Sugriva et Rama font un pacte d'alliance
Album de 132 illustrations du Ramayana constitué par Abraham Pierre Porcher des Oulches
Masulipatam (Andhra), puis Karikal (Tanjore), entre 1727et 1758
Bibliothèque nationale de France, département des Estampes et de la Photographie, OD-39(A) PET FOL, f. 135v-136. Acquis du comte de Modave, 1769. Cat. RH n° 297-67 a-b
© Bibliothèque nationale de France
En haut à droite, au-dessus du feu et en présence d’Hanuman (le dieu-singe, fidèle de Rama) et de Lakshmana (frère de Rama), Sugriva et Rama font un pacte d’alliance. Rama promet de tuer Valin, ce qui permettra à Sugriva de régner sur les singes. À gauche, en présence de Sugriva, Rama, d’un coup de pied, envoie à cent lieues un buffle ; au-dessous, il transperce sept palmiers d’une seule flèche.

Le Ramayana raconte en sept livres et 96 000 vers les aventures du prince Rama, septième incarnation du dieu Vishnu et ses amours avec la belle Sita. Le texte original est en sanscrit ; on l’attribue au poète Valmiki. L’histoire du Ramayana est la suivante : Vishnu décide de descendre sur terre pour vaincre Ravana, le roi des démons. Incarné en Rama, fils du roi Dasharatha, il gagne la main de Sita, fille du roi Janaka. Dasharatha veut confier à Rama la régence de son royaume, mais une de ses épouses lui rappelle la promesse qu’il lui a faite de couronner un des fils qu’il a eus d’elle. Banni, Rama se réfugie sur la montagne Chitrakuta avec Sita et son demi-frère Lakshmana. Sita est enlevée par Ravana, le roi des démons. Rama et Lakshmana partent à sa recherche. En cours de route, ils aident le roi des singes, Sugriva à se débarasser de son rival, son propre frère Valin. Pour les récompenser, Sugriva leur offre une armée de singes conduite par Hanuman. Ce dernier réussit à localiser Sita sur l’île de Lanka (le Sri Lanka actuel). Une violente bataille oppose Rama et l’armée des démons. Rama en sort vainqueur et retrouve son épouse. Mais, soupçonneux, il la met à l’épreuve, lui reprochant de ne pas lui être restée fidèle pendant sa captivité. Blessée par ses soupçons, Sita se jette dans le feu afin de prouver sa chasteté. Le dieu du feu Agni la dépose indemne dans les bras de Rama. Sita est ainsi lavée des soupçons de Rama. Pourtant, Rama ajoutera foi par la suite à des rumeurs sur l’infidélité de Sita et la répudiera, alors qu’elle est enceinte. Lorsqu’il s’apercevra de son erreur, il sera trop tard : Sita refuse désormais de vivre avec lui et demande à la déesse de la terre de la recueillir en son sien. Depuis, dans la croyance populaire, Sita est la déesse tutélaire de l’agriculture.

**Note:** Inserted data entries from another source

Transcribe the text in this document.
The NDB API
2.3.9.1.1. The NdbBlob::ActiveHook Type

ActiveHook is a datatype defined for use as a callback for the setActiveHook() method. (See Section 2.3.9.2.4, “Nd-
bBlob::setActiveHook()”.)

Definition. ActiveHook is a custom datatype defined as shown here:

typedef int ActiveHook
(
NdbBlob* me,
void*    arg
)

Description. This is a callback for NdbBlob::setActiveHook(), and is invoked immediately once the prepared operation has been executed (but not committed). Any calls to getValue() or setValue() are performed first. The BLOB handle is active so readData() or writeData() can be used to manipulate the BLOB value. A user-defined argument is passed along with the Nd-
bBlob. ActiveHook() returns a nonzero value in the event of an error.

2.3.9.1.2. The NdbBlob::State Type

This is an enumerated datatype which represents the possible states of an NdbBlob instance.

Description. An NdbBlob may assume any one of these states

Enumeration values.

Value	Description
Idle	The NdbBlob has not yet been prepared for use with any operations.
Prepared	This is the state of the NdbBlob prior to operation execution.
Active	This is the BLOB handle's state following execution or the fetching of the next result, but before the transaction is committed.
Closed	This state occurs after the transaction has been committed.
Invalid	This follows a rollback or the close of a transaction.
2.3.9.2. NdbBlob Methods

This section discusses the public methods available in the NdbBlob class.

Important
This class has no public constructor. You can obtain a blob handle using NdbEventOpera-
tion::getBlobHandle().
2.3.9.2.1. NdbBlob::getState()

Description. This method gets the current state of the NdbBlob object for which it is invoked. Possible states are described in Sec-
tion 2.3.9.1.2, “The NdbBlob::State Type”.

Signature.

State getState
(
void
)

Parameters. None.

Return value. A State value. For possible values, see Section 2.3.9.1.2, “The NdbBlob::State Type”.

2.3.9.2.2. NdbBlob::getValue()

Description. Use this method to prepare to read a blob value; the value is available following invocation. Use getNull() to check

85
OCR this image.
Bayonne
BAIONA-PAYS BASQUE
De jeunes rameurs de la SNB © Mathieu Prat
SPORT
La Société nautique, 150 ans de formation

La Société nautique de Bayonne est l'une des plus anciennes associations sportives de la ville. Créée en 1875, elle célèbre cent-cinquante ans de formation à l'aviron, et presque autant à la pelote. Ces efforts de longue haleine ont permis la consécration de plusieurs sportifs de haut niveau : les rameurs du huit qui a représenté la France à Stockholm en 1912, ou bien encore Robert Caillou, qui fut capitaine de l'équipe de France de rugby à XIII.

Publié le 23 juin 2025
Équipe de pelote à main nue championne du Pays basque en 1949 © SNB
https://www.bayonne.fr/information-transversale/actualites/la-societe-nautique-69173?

La constitution de ces volumes par Porcher des Oulches s'est échelonnée sur une trentaine d'années : c'est l'œuvre d'une vie. Depuis les guerres de conquêtes mogholes dans le Deccan et la chute des dynasties chiites, nombre de familles de peintres qui travaillaient à Bijapur ou Golconde vers la fin du XVIIe siècle ont émigré vers l'est, sur la côte de Coromandel, et se sont converties à un art plus populaire. À ses débuts, Porcher résida dans l'actuel Andrah Pradesh. Dans cette région, notamment à Palakolu, non loin de Masulipatam où il fut chef du comptoir dès 1732, des artistes produisaient des kalamkari, grandes peintures narratives sur tissu servant de support iconographique aux conteurs qui se déplaçaient de village en village. Le style de ces peintures est dense, car le peintre doit raconter toute une épopée sur une seule draperie. Porcher a probablement fait appel à ces artistes. Après être revenu en France (1738-1740), il fut renvoyé en Inde et placé à la tête du comptoir de Karikal de 1754 à 1759. Là, il fit travailler des artistes qui, dans cette région riche en sanctuaires, produisaient des images pieuses à destination des pélerins.